Nashville State Community College maintains such an oppressive climate for its faculty members that it sought to monitor and interfere with efforts to ask them about it, according to a report commissioned by the Tennessee Board of Regents.

Nashville State’s executives sought to surreptitiously identify which faculty members were being confidentially interviewed by investigators from Middle Tennessee State University. Several administrators, including George H. Van Allen, the college’s president, improperly sought to get access to — and interfere in the distribution of — an online survey intended solely for faculty members, the investigators’ report says.

A large share of the college’s faculty members complained of “hostility, intimidation, and retaliation” by the college’s executive leaders, and spoke of working in an atmosphere where “trust is low and fear is high,” the report says. Most, it adds, “view the trend for this negative climate as continuing to spiral downward.”

In an interview with The Tennessean, President Van Allen defended his record and described his critics as a “strong minority” of faculty members. He said he had tried to get access to the survey because he was concerned about its security.

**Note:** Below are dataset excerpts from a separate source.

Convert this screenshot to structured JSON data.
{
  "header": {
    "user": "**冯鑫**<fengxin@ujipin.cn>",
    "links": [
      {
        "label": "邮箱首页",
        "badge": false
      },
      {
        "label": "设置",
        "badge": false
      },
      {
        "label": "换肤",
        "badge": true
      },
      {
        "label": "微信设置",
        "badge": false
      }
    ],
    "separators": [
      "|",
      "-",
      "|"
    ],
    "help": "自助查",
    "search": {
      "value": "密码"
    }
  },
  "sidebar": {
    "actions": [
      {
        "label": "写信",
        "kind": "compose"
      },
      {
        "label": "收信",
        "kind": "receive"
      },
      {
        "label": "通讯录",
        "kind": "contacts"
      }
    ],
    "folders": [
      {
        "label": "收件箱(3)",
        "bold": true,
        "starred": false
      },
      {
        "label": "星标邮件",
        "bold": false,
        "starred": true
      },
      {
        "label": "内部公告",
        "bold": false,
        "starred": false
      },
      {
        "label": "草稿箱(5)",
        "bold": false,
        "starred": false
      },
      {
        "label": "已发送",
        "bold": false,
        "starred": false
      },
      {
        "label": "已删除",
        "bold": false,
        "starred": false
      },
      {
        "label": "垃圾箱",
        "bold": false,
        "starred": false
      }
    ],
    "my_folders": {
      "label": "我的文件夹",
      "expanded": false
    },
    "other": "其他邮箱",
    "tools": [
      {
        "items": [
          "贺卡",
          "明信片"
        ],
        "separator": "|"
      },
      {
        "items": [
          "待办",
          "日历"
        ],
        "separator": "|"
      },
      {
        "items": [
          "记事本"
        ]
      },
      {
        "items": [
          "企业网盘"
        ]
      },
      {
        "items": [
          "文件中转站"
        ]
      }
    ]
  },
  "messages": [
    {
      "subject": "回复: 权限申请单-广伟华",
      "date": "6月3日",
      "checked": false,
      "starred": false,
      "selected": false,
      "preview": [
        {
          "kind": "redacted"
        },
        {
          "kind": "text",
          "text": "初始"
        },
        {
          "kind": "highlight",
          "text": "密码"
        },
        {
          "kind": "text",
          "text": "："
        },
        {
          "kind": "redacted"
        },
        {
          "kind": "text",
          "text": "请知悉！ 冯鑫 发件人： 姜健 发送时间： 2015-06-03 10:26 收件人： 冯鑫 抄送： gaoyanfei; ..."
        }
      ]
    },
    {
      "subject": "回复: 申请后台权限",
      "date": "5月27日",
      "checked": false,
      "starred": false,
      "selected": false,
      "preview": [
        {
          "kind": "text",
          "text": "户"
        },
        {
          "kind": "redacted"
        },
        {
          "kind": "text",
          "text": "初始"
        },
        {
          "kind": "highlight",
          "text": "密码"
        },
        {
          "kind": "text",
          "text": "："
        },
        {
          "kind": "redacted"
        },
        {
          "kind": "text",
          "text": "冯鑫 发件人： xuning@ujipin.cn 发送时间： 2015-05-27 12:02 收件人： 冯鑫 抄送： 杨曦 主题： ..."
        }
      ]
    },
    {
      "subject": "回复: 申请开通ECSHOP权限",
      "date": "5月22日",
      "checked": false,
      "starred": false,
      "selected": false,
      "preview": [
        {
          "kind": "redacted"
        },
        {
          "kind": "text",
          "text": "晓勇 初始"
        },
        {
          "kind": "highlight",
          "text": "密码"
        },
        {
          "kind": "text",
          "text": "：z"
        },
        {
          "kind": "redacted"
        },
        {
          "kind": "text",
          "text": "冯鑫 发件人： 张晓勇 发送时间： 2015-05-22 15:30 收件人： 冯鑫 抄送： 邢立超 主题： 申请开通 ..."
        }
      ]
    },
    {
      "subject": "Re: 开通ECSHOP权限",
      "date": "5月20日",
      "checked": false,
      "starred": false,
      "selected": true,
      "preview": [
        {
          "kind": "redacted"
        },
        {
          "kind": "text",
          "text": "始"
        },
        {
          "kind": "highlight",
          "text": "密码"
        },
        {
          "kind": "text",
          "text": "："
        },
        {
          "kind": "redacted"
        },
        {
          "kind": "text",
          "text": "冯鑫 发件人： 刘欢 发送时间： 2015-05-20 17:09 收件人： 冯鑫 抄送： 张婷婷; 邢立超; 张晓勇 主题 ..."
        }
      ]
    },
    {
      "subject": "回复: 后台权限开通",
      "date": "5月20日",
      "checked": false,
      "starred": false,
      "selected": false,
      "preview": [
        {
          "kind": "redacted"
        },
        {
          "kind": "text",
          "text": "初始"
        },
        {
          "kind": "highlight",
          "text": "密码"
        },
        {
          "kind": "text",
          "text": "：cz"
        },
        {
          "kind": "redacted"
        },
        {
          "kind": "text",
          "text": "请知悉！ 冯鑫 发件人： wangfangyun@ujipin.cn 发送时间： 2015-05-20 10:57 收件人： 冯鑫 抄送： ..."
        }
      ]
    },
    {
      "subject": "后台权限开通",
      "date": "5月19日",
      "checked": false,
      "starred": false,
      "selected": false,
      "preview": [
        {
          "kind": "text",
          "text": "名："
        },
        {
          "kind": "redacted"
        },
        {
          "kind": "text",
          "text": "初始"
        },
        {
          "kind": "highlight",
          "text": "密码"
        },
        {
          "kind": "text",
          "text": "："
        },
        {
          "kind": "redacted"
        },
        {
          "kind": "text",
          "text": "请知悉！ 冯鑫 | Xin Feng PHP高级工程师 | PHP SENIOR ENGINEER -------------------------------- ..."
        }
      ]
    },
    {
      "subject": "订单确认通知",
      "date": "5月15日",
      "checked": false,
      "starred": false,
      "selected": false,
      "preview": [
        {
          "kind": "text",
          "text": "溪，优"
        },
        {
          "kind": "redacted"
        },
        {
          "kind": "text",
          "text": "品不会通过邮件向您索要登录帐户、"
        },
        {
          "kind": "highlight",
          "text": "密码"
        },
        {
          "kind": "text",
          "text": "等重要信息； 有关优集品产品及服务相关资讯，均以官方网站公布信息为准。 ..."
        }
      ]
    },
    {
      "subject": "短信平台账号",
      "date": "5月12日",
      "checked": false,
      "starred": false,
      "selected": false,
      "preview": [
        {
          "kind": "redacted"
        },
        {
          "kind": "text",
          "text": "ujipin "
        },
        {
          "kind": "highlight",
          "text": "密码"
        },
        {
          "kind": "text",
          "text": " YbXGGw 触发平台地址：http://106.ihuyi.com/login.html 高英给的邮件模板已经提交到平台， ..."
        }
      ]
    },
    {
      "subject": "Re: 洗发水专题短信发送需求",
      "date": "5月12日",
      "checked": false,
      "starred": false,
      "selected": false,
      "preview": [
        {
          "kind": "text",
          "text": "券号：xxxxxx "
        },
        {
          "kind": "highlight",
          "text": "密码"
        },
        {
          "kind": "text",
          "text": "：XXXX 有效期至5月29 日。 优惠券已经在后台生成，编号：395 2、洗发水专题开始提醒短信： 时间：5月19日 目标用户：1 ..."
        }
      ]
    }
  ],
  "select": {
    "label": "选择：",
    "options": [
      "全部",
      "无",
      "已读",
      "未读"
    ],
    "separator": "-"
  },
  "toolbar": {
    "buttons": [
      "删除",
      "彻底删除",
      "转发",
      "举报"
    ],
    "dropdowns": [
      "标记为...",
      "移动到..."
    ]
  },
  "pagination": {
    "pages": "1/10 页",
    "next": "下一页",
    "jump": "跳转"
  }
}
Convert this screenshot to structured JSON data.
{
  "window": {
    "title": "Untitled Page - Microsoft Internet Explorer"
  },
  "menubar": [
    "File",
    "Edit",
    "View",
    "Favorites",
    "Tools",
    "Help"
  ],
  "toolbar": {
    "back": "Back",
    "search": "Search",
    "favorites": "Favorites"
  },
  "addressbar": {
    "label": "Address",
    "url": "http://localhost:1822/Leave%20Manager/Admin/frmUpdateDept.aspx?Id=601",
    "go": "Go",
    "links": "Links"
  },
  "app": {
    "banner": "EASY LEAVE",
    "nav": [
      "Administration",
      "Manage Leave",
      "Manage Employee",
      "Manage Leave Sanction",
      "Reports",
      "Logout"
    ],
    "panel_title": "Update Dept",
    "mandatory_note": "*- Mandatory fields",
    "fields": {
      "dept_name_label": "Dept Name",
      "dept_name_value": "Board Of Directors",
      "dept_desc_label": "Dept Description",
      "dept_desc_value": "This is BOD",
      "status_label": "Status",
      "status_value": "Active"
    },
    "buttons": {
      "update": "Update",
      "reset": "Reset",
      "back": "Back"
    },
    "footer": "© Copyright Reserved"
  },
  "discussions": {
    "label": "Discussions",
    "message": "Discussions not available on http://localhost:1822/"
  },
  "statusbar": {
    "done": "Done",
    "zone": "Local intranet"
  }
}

In a letter to Nashville State faculty members, Tristan Denley, vice chancellor for academic affairs for the system overseen by the Board of Regents, said changes that President Van Allen had made at his college were in line with the system’s emphasis on student success, but had been carried out in a manner that “has played a role in eroding the campus climate.” He said Flora W. Tydings, the system’s chancellor, had asked Mr. Van Allen to “make definitive plans to address this situation and rebuild a relationship of trust with faculty and staff on campus.”

The system released the report to the Nashville State faculty last week, on the same day Gov. Bill Haslam, a Republican, was signing a unprecedented state law dealing with campus speech rights. Along with offering sweeping free-speech protections for students, the measure declared that faculty members have a right to speak out in the classroom as long as their remarks do not stray too far and too often from their class’s subject matter.

Diane M. Eagle, an associate professor of English as a second language at Nashville State and a vice president of the Tennessee conference of the American Association of University Professors, complained that the law lacked any provisions protecting the right of faculty members there to communicate with one another by email on governance matters. She described officials there as “trying to do their best to silence us.” Some state and national AAUP officials argued that the new state law defines appropriate classroom speech too narrowly, leaving instructors to worry about subjective disagreements over when their classroom speech is unrelated to their course.